Miniature faces cut out of black-and-white photos smile from atop glossy black candelabra. They’re the ancestors of Oakland artist Bea Carrillo Hocker, and part of a traditional Mexican ofrenda, or altar, honoring deceased loved ones on the annual Día de los Muertos (Day of the Dead) celebration. The ofrenda, which depicts Hocker’s family’s journey from Mexico to the United States more than a century ago, is a burst of orange. A flurry of feathery monarch butterflies perch on the vintage family photos, which are surrounded by paper flowers, painted skeletons, and golden bread shaped like dolls. The items are placed atop intricate doilies and tablecloths that were hand-crocheted by Hocker’s grandmother.
“I’m sure there are these kinds of stories in all families about migration,” Hocker said. “It’s wonderful if younger people can realize that where they are in life is really because of sacrifices made by their immigrant ancestors. That didn’t dawn on me until I was grown up.”
Hocker’s altar is part of the Oakland Museum of California’s Day of the Dead exhibit and community celebration, which runs through January 14, 2018. This year’s exhibit, titled “Metamorphosis and Migration,” embraces the theme of the monarch butterfly. Each winter, millions of the butterflies travel more than 2,000 miles from Canada and the United States to Mexico, where their arrival represents a homecoming of ancestors’ spirits.
“I just really loved the symbol of the butterfly as the representation of the human soul,” said Evelyn Orantes, the exhibit’s guest curator. She said that community members approached the museum in the early 1990s to plan an authentic Día de los Muertos event that would educate visitors about the celebration’s cultural origins. “People often associate it with scary things and Halloween, when really it’s a different kind of approach to remembrance,” she said.
Sculptor Fernando Escartiz agreed. “Many people think that we celebrate death, but it’s not that,” he said. “We celebrate the lives of our loved ones who have passed on and remember them.”
As you enter the museum’s Gallery of California Art, Escartiz’s colossal smiling paper maché skeleton looms overhead, clutching a suitcase stuffed with a guitar, book, photograph, and plate of food. “I wanted to show what a migrant is and what he takes with him when he leaves one life to start another life in a different place,” said Escartiz, who lives in Mexico and the United States. “My skull has a suitcase loaded not with material objects, but with symbols, like food, music, smells.

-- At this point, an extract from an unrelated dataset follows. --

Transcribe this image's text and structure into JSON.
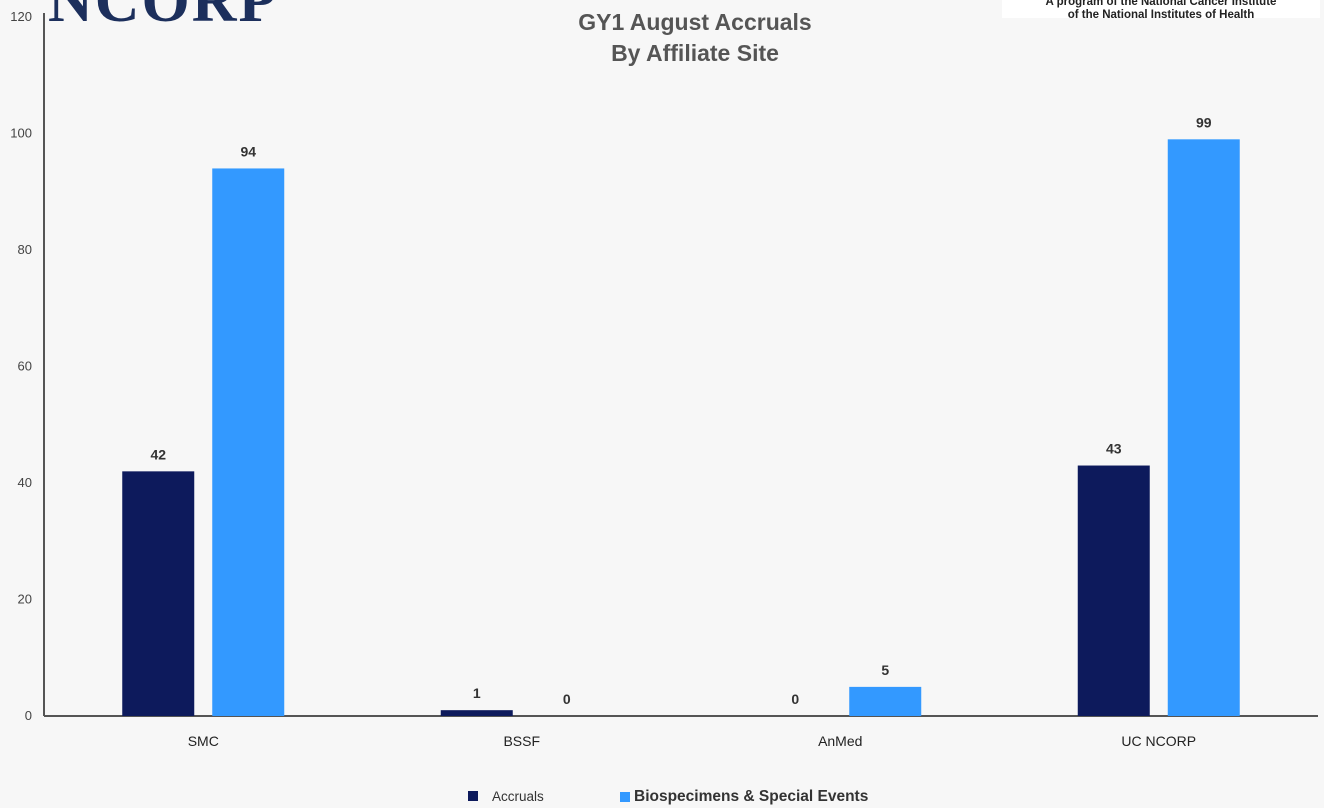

These are memories, culture, everything with which one leaves one’s life to start another, and that which one contributes to the new home.”

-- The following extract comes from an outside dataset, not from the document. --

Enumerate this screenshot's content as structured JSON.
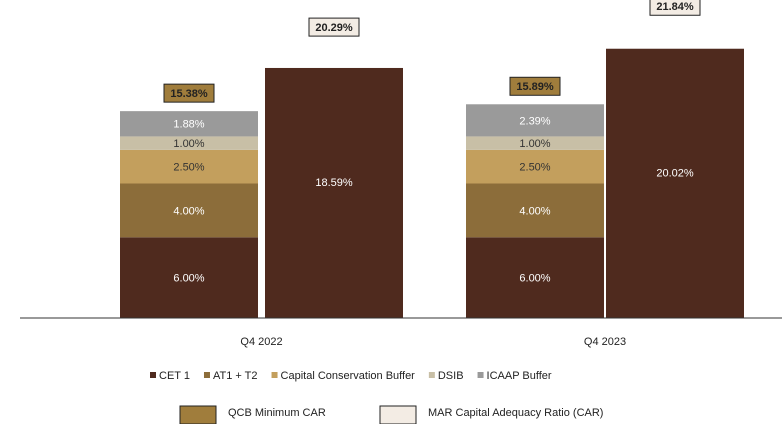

The sculpture was inspired by another Day of the Dead tradition: vitrinas, hand-crafted figurines of loved ones who are still alive. “We do this in order to deceive death. We make her believe that they are already dead and so she will ignore them and let them live,” Escartiz said. “Also, we believe that if we have death in mind, we will appreciate life more.”
Across the room, a large wooden ship’s mast covered in handwritten notes emerges from a navy-blue wall. Artists Chris Treggiari and Peter Foucault created this memorial last December after the Ghost Ship warehouse fire claimed the lives of 36 people, including their late colleague, Alex Ghassan. The installation now includes the names of four people who died in a San Pablo Avenue building fire that occurred three months after the Ghost Ship fire, displacing around 100 people.

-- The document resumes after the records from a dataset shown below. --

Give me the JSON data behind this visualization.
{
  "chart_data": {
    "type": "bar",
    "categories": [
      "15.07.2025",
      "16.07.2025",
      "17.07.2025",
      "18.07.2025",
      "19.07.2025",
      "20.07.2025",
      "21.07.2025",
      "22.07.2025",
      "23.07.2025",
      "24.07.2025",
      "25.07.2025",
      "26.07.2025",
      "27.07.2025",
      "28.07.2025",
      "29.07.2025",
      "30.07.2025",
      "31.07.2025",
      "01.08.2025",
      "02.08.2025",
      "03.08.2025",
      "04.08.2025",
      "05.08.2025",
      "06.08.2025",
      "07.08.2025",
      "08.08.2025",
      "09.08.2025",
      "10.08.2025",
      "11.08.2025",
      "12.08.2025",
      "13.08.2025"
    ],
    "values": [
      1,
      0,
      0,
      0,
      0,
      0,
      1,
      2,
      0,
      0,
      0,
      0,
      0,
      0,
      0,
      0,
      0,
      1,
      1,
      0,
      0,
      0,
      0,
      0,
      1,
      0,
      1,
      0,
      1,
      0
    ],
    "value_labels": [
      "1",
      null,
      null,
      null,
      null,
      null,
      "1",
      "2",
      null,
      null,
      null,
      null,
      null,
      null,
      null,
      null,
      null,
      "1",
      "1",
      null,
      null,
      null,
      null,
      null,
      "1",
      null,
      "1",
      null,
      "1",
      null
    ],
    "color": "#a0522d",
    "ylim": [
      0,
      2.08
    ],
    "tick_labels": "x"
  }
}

“It was a difficult project to work on, revisiting those emotions,” Foucault said. “We feel very fortunate to have it be part of the Day of the Dead celebration in the sense that it can be a place where people share, and reflect not only at our altar but at all of the altars in this exhibition.”
Nearby, paper lanterns created by students at Oakland International School and Thornhill Elementary School hang from the ceiling. The lights were inspired by Obon, a Japanese festival that also honors ancestral spirits.
The exhibit also reflects artists’ reactions to the Trump administration’s anti-immigrant rhetoric. That too, Orantes said, is in keeping with the theme of transformation. “Many retreat into this cocoon, others are reborn as activists,” she said.
Rafael Jesús González, an artist, Peralta Community College professor, and Berkeley’s first poet laureate, said that the U.S. flag draped over his ofrenda is a nod to an “empire” that created “waves” of immigration to the U.S. with policies such as the war on drugs. González’s ofrenda displays Xochipilli, the Aztec god of art, song, dance, and flowers, in the guise of the god of death, surrounded by musical and artistic instruments. The altar is a tribute to artists who have died while migrating, he said.
“I hope people grow conscious that immigrants don’t come here as beggars,” González said. “When an immigrant comes, they enrich the culture.”